The greatness lies in making those paragraphs great
Every time I start writing something new, I find myself asking these questions:
- Can I write it?
- Can I write it well?
- What will people think if I can’t write it well?
- What kind of a writer will I be if I constantly can’t write well?
- Should I be writing at all?
I know it is not just me. All writers have these demons they constantly fight. You have to if you want to write. You have to grapple with these fears, put them out of your mind, and go for it. Some people can’t do it. For some people, it’s too paralyzing.
Some writers constantly worry, “What if I can’t get published? What is the point of writing, then? How do I get published?
They get so preoccupied with these questions that they never give themselves a chance to truly experience the art of what they’re doing. Which incidentally is the big payoff.
Writing itself is a payoff for all the work we do.
The great success as a writer isn’t getting published but is making those paragraphs sane.
It’s in discovering ideas in yourself that you never thought were there.
That’s where the greatness lies.
The greatness doesn’t lie in getting published or getting a great review in some newspaper or magazine. Or receiving lots of claps. They are nice, but the greatness has to do with the feeling you have in yourself that you’ve created something important and the sense of accomplishment you feel while creating it.

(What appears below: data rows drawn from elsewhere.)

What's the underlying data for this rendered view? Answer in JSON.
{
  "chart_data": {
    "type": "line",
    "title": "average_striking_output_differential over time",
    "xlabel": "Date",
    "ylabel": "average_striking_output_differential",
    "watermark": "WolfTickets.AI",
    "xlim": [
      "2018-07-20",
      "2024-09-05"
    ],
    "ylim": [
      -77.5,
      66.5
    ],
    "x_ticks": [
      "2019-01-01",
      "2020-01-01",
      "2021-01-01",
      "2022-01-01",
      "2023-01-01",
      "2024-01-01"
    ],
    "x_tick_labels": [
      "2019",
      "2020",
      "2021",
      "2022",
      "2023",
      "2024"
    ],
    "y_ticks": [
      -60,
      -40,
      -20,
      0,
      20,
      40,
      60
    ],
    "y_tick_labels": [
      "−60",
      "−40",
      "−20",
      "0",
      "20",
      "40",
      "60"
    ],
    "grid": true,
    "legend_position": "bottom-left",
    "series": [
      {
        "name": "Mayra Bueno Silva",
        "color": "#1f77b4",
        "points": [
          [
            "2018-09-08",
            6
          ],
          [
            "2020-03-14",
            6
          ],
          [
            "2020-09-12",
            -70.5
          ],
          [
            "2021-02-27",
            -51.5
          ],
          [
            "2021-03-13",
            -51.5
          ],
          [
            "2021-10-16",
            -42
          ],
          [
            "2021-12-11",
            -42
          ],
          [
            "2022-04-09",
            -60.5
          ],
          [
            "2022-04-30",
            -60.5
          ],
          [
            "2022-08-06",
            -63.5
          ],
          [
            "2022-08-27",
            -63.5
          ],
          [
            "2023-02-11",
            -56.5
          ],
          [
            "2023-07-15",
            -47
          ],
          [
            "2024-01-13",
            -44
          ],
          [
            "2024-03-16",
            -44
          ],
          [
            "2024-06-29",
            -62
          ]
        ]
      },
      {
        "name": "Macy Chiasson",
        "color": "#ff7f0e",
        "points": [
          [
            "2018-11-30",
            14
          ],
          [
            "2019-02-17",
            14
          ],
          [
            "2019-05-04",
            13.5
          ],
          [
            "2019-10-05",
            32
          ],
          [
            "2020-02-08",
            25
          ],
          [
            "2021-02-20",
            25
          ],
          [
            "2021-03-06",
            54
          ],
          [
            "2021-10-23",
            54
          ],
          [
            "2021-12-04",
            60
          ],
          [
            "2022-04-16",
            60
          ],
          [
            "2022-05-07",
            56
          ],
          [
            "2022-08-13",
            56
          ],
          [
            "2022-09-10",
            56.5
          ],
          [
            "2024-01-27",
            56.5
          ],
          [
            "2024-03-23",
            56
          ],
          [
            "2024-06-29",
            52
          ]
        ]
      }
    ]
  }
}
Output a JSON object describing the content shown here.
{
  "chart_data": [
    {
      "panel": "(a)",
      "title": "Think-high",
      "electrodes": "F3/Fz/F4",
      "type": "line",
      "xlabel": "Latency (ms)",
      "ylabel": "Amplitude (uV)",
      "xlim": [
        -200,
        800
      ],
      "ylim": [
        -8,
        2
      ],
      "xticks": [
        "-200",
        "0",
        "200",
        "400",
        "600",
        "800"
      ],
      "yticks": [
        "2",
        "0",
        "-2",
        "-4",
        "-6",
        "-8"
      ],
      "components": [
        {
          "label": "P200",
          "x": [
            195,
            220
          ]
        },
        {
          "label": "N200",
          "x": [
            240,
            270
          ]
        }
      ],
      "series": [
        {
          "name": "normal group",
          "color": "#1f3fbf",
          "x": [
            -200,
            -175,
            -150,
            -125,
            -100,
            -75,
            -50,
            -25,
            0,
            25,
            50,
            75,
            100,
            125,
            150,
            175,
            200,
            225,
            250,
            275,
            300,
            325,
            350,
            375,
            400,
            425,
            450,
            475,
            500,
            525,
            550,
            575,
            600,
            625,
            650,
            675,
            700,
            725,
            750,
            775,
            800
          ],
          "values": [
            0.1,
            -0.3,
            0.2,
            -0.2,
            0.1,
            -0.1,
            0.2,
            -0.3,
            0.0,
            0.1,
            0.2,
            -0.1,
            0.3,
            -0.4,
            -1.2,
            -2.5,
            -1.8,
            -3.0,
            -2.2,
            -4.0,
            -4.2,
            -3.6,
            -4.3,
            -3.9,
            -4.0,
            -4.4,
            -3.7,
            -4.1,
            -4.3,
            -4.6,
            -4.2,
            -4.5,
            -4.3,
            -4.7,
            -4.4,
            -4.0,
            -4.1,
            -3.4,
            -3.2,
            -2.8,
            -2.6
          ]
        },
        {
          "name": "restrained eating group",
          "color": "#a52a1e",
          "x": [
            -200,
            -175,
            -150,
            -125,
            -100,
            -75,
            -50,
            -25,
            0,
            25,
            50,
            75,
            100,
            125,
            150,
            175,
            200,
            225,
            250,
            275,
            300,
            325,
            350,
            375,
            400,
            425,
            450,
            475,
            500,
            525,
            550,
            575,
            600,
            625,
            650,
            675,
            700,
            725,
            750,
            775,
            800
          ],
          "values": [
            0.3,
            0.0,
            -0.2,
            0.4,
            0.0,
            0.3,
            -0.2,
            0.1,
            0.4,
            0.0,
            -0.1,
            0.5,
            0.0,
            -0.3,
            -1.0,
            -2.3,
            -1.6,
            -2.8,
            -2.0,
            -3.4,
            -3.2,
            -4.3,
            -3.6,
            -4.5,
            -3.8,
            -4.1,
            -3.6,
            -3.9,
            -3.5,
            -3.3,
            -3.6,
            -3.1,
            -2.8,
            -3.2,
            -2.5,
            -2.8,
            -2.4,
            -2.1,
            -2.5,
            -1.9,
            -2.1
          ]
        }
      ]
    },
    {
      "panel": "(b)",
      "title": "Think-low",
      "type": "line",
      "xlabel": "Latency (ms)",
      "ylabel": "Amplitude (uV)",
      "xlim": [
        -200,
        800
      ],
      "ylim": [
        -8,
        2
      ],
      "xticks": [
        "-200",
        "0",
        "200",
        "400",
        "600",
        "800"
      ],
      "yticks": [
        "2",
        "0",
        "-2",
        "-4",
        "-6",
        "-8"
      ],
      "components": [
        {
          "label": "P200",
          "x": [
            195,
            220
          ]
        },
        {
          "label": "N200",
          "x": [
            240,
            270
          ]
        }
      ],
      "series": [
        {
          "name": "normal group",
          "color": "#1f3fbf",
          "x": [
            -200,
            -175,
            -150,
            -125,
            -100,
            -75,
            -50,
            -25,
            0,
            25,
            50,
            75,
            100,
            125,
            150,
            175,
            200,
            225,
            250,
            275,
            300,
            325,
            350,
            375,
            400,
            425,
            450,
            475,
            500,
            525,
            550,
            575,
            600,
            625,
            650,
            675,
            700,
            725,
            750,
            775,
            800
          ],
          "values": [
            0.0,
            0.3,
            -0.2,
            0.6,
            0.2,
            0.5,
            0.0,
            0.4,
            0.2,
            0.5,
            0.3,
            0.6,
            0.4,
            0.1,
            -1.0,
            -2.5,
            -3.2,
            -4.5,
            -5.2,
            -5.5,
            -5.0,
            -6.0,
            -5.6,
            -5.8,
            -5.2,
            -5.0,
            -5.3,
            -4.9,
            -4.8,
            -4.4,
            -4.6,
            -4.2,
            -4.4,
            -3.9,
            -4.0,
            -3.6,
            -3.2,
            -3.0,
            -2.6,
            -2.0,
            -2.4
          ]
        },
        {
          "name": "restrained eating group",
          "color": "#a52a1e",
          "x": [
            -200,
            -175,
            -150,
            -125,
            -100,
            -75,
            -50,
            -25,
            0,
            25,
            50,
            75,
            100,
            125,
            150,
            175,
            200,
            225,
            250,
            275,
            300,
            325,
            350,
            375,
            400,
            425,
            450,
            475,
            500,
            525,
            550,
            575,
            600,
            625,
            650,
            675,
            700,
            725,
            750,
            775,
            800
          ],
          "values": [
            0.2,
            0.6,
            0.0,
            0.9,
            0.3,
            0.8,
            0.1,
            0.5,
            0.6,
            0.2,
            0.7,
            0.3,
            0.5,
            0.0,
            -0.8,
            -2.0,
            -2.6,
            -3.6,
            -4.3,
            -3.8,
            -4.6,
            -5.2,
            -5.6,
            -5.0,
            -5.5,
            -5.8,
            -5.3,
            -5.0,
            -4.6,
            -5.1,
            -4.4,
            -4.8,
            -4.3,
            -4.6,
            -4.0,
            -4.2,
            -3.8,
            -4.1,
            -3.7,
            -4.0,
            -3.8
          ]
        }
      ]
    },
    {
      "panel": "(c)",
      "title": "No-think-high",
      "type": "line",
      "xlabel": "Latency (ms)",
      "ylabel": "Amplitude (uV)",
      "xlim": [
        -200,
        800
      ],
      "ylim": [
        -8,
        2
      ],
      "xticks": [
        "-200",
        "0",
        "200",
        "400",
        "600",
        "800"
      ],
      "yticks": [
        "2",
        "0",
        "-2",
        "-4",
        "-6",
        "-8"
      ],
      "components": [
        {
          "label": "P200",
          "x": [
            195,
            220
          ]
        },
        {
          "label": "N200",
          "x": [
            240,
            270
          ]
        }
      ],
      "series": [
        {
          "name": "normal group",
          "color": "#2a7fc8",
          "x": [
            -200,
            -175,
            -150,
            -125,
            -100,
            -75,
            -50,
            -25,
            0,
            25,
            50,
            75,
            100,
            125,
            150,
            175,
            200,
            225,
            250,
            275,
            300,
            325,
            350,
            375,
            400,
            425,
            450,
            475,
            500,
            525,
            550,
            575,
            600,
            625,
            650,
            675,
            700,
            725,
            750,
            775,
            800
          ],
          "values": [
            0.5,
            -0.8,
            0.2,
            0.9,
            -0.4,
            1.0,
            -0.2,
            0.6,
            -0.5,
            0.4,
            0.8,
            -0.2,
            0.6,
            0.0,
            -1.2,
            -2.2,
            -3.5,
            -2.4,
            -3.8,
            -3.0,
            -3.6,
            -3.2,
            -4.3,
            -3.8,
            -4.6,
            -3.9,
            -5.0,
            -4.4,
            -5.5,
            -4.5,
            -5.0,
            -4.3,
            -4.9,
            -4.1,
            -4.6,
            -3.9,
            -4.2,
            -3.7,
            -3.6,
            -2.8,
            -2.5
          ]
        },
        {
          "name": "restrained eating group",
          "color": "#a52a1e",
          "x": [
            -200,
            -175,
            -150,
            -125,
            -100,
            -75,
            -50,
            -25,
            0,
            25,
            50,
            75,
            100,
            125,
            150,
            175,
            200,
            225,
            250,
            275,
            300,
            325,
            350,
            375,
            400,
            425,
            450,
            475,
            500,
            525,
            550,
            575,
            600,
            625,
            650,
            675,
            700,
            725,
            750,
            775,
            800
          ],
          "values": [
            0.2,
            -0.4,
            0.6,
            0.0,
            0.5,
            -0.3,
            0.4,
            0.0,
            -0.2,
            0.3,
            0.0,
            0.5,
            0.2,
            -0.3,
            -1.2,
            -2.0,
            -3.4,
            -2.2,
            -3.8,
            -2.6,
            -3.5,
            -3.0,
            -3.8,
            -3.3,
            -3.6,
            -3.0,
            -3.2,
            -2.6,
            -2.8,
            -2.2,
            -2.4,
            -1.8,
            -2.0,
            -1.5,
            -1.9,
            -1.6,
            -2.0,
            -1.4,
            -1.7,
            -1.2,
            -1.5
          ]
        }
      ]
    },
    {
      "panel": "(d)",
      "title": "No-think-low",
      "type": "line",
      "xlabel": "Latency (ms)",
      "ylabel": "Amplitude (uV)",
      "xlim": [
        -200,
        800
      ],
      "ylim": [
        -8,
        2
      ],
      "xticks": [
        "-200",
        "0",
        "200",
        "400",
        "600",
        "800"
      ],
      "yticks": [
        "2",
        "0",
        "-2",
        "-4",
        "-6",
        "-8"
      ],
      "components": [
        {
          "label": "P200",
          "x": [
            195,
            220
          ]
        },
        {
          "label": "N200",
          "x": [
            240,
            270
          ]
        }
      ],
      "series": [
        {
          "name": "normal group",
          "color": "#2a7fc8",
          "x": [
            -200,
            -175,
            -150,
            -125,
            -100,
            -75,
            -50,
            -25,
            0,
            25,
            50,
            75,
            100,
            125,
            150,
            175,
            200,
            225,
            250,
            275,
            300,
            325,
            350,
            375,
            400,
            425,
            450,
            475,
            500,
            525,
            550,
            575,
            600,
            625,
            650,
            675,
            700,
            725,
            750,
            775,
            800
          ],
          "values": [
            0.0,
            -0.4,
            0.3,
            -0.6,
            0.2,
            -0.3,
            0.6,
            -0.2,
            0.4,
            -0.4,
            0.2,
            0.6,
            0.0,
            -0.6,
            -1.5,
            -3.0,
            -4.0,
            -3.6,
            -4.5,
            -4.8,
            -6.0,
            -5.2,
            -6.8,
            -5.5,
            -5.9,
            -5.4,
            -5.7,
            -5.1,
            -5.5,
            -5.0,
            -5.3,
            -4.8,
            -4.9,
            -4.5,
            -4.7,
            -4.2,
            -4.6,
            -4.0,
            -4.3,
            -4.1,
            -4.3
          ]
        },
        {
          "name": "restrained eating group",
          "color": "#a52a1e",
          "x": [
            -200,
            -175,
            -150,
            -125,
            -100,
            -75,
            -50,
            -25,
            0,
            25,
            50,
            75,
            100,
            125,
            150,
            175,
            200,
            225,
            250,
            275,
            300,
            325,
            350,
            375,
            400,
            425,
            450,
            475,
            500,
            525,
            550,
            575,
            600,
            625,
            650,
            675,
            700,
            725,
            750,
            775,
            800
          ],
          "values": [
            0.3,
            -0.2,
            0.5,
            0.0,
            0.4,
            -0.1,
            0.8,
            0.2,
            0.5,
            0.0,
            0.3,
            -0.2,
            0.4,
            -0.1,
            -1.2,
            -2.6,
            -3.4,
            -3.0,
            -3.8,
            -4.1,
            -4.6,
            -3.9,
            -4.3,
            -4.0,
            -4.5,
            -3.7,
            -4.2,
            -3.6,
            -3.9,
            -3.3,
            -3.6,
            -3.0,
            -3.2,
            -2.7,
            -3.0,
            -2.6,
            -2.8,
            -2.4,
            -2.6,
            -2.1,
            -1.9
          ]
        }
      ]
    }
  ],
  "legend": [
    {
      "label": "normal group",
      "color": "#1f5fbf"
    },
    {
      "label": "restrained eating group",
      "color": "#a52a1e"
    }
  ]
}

Every paragraph you write, every sentence you construct, in a way, is your creation — by design, by meditation, by argument, by wondering, by analysis.
It is your artwork to convey whatever you want to say.
Every paragraph is part of the story you are telling.
Every sentence is a piece of one puzzle.
If you concentrate on the sentences and paragraphs, make them so beautiful that your own soul gets immersed in their beauty, then no outer reward is going to matter.
Good writing holds its reader’s hand and leads her through the unfurling of itself, pointing back to the last step and forward to the next, showing her the map, reminding her of the destination. Good writing is a coherent journey back to the place where it began. It’s a circle. It’s a wall whose logic is implicit in every stone. In good writing, a reader finds it hard to get lost.
– Mark Tredinnick in The Little Red Writing Book
Are your paragraphs doing that?
Holding your reader’s hand and leading them back and through, out of the maze, in an effortless manner.
They don’t have to lead them straight out. There has to be some drama, some mystery, and a bit of uncertainty. In the hands of a good writer, readers enjoy all that.
Because in the hands of a good writer, they feel safe. They know when it is all over, they will be happy that they took the journey.
“Make your prose as you might make a drystone wall. You are not bonding the pieces; they just have to fit. How will you chisel each stone, how will you turn it and set it down so that it sits comfortably with its neighbors and carries the wall forward? “ — Mark Tredinnick
Whenever I feel too distressed with my own writing, I pull out Mark Tredinnick’s The Little Red Writing Book and start reading randomly. This is what he writes on the last page.
I wrote this book because I long, and I don’t think I am alone, to read more sentences so well made, so perfectly uttered, they make one weep — in their form and rhyme, in their topography and amplitude and the truthful spaces onto which the open. Let plots take care of themselves; it’s time more writers spent more care shaping astonishing sentences. Elegant, shapely, heartbreaking — in the way a mountain range ora horse, a woman’s form, a child’s voice, the posture of a tree, the taste of a wine can be.
Most of us worry too much about getting published than writing elegant, clear, and lovely prose that sings.
It is no small feat, hard to begin, and even harder to sustain. It is no good to be content with one or two good sentences.
“A work that aspires, however humbly, to the condition of art, should carry its justification in every line.” — Conrad
The struggle to improve our prose is the struggle to improve ourselves. Immerse yourself in that struggle and you will get your reward.